Cuphead (Switch): We’re all mugs now
This is one I’ve been waiting for, for many years it turns out. Not specifically for Cuphead per se, but for a follow up to my beloved Gunstar Heroes.
This post isn’t about Gunstar Heroes, but I need to wax lyrical about it for a moment. I adore that game. Solo and in co-op, it’s a fantastic experience. And for as much as I love other classic run ‘n’ gun series like Metal Slug and Contra, neither of those series have ever scratched the itch created by Gunstar. A big part of Gunstar’s charm is in the array of weird and wacky bosses constantly thrown your way. Seven Force, the boss of the minecart stage, is one of the most iconic bosses in all of gaming.
There are two main elements that make Gunstar Heroes so successful. First there’s the controls and mechanics, which are pitch perfect. The second element is more aesthetic, and to do with the sensory experience of playing, looking and hearing all at once. Gunstar Heroes, more than Contra, has a theatrical quality I enjoy. When one of the many bosses shows up, text announces their name and various attacks. There is the famous board game stage, where you roll die to cross the board and reach the end boss. The final level has all the villains watching you on a wall screen, so you see them coming one after another to cause trouble one last time.
What I’m getting at is Gunstar Heroes is charming as hell. And it plays like hell too.
These same traits are readily found in Cuphead, a game made up mostly of wacky boss fights. It’s easy to wax lyrical about Cuphead’s aesthetic properties but first I really have to emphasise that this game is mechanically completely sound. Strip away all the prettiness and there’s an excellent action game core that matches Contra, Metal Slug or indeed my beloved Gunstar Heroes. Hit detection, controls, shooting, it’s all spot on. Given the (deserved) rapturous applause around this game’s presentation, singling out its mechanics for praise is probably the biggest compliment I can give Cuphead.
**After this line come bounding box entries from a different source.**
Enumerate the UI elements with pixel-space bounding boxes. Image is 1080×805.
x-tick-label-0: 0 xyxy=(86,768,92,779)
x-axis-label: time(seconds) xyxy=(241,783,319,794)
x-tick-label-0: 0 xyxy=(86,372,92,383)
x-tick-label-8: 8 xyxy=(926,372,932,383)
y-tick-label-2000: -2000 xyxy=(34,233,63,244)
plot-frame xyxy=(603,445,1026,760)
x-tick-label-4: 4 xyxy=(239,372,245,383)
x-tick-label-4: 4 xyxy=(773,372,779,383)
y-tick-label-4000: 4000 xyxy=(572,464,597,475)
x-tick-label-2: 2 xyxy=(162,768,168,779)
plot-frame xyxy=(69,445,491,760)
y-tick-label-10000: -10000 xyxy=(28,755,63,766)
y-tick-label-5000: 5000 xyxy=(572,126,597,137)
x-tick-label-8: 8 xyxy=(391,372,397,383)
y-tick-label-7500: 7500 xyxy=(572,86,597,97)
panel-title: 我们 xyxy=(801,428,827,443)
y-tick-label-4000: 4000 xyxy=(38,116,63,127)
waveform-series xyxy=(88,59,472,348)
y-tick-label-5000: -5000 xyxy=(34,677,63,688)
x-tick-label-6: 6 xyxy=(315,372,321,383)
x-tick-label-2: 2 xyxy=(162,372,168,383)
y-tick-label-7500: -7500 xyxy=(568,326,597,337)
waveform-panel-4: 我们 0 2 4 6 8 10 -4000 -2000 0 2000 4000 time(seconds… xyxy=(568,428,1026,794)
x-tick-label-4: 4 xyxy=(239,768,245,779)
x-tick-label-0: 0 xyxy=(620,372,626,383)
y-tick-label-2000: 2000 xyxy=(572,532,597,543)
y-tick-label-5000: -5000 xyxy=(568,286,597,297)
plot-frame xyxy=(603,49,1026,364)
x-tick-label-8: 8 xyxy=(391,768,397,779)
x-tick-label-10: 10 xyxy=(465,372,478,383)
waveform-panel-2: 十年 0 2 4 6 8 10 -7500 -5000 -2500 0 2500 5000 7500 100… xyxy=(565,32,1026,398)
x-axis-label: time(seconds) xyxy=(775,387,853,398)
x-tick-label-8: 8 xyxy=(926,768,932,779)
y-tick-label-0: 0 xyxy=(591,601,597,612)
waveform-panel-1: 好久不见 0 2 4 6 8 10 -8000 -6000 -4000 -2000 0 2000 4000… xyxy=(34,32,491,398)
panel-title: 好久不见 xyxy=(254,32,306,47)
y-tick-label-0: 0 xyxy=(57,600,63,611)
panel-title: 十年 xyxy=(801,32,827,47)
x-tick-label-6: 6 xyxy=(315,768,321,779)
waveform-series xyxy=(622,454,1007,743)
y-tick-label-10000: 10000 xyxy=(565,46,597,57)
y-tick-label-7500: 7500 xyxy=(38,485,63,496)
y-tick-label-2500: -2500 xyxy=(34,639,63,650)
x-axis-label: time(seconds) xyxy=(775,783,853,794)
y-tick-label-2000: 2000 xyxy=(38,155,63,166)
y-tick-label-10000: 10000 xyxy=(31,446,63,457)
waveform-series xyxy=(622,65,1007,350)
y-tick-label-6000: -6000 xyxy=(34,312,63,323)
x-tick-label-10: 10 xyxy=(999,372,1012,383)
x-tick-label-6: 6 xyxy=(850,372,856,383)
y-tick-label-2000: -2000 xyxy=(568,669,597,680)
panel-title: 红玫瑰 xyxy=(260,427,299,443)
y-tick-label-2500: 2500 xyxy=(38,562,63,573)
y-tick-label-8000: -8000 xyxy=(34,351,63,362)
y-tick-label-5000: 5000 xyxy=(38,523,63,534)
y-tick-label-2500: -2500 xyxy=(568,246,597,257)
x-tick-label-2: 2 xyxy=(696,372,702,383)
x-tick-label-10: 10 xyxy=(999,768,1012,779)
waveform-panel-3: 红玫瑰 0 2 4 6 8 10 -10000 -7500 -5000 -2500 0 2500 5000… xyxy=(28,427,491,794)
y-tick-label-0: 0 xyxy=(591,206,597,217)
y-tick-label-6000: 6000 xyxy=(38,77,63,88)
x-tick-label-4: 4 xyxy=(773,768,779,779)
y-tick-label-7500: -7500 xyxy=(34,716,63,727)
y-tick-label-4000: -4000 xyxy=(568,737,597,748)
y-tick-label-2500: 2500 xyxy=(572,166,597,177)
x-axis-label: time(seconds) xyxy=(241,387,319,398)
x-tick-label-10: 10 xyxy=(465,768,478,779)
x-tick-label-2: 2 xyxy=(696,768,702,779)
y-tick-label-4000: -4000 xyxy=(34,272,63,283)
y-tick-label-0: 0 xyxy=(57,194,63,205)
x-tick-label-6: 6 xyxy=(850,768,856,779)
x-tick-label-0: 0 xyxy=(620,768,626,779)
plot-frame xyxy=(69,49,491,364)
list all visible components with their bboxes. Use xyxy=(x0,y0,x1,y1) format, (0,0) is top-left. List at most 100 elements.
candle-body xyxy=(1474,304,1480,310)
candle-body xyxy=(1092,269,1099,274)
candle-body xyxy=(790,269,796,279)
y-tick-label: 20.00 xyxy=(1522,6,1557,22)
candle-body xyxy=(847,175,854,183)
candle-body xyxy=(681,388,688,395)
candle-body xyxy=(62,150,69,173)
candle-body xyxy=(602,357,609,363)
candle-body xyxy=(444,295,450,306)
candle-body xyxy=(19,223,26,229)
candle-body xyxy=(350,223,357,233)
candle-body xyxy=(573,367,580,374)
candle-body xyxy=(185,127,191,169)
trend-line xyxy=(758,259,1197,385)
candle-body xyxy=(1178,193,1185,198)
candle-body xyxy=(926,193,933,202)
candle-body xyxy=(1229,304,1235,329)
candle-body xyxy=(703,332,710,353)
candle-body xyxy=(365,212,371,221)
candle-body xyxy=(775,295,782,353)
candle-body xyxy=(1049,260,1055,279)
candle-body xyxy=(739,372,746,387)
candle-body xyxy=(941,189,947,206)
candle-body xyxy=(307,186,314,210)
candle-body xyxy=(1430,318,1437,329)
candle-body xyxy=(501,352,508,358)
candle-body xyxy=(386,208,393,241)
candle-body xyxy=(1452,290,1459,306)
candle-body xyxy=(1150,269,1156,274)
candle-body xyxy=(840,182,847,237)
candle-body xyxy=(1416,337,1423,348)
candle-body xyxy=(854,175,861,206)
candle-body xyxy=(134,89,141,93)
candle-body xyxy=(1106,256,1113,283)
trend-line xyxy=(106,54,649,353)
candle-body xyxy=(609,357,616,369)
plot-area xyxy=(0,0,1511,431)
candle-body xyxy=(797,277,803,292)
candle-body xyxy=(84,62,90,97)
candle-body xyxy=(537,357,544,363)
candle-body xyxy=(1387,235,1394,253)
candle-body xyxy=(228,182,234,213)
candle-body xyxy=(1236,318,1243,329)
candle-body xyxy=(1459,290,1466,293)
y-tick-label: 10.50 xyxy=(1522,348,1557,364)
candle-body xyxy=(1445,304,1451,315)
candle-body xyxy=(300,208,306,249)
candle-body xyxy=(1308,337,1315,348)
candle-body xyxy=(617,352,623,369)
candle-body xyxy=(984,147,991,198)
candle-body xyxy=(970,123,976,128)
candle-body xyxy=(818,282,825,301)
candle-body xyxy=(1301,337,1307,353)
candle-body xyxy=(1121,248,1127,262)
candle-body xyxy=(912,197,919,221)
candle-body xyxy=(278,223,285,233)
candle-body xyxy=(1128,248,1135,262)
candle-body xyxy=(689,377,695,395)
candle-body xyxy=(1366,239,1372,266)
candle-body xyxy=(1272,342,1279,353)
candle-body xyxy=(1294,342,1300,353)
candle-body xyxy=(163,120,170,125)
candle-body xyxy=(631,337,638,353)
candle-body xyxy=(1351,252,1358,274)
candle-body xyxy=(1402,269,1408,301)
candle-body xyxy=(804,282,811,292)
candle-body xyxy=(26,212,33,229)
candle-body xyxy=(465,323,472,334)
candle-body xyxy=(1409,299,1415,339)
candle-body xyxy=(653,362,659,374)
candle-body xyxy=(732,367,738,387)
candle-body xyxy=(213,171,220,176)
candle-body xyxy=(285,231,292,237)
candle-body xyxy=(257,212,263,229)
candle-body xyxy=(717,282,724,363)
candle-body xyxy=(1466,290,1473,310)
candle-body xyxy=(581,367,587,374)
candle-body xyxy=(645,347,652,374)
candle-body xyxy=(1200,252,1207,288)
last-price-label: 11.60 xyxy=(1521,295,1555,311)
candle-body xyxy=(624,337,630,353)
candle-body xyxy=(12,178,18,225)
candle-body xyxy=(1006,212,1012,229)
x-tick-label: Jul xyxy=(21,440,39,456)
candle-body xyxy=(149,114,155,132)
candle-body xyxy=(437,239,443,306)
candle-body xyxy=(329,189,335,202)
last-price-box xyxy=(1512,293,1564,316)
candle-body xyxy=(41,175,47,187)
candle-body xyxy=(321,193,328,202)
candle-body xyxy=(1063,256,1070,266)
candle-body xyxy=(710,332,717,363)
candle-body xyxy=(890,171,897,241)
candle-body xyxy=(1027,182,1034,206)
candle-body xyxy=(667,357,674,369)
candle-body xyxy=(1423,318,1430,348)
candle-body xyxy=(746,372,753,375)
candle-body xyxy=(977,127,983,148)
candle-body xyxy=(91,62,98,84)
Now about that presentation. I’ve never before played a pure action game that is so eminently inviting, so watchable by all. This is game that lives and breathes charm. It’s a conversation starter, a game that will draw in non-gamers to gawk. It helps of course that the game design is so utterly simple and accessible. All boss fights, David vs Goliath style, is not a concept that requires explanation. The attention to detail in the visuals and sound throughout is unreal, and the imagination with which the characters are animated is a joy to behold. On the rare occasions a boss goes down after just a handful of tries I’m disappointed as I want to savour their designs for longer.
The images speak for themselves really so I won’t dwell on the obvious. By way of a conclusion, I will simply say: Cuphead perfectly marries new and old on every front. For starters its an absolute audiovisual delight, and a monumental HD tribute to classic animation and big band music of the 1930s. At the same time, Cuphead fully captures the classic gameplay of Gunstar Heroes or Contra in a simple overworld structure, as opposed to arcade-style credits.
The commercial and critical success Cuphead has found is exciting to me, to say the least. When I bought Cuphead on the Switch eShop just a few days ago, it was number one on the ‘All Games’ charts. Number one – above Smash Bros, Pokemon, New Super Mario Bros, Minecraft, Final Fantasy VII and the well over one thousand other titles on the eShop. And this is a challenging 2D run ‘n’ gun game – a genre that had its heyday in the late 80s and early 90s! The most recently released run ‘n’ gun games I played were Contra: Shattered Soldier and Alien Hominid on the PS2 for god’s sake!
Here’s hoping Cuphead’s widespread commercial and critical acclaim is the first of many successful revitalisations of this long dormant genre. In fact, I’m willing to bet on it…
I have not played this game, but have always thought the concept seems very interesting. I have heard that the gameplay is enjoyable, the presentation aesthetically pleasing and the bosses are innovative. I have also read a lot of positive reviews about the game, so it seems very popular. I wonder if part of the idea of this game was to use an old-fashioned visual style (1930’s animation and music) with an out-of-favour gameplay mechanic (run-and-gun). I can understand the enjoyment in appreciating well-designed computer games, I will usually take some time to fully look at some intricately designed environments while playing some computer games (such as games from the Legend of Zelda series).
Do you hope this game will lead to a fashion of run-and-gun games? What was a highlight of this game? How does this game compare to older run-and-gun games?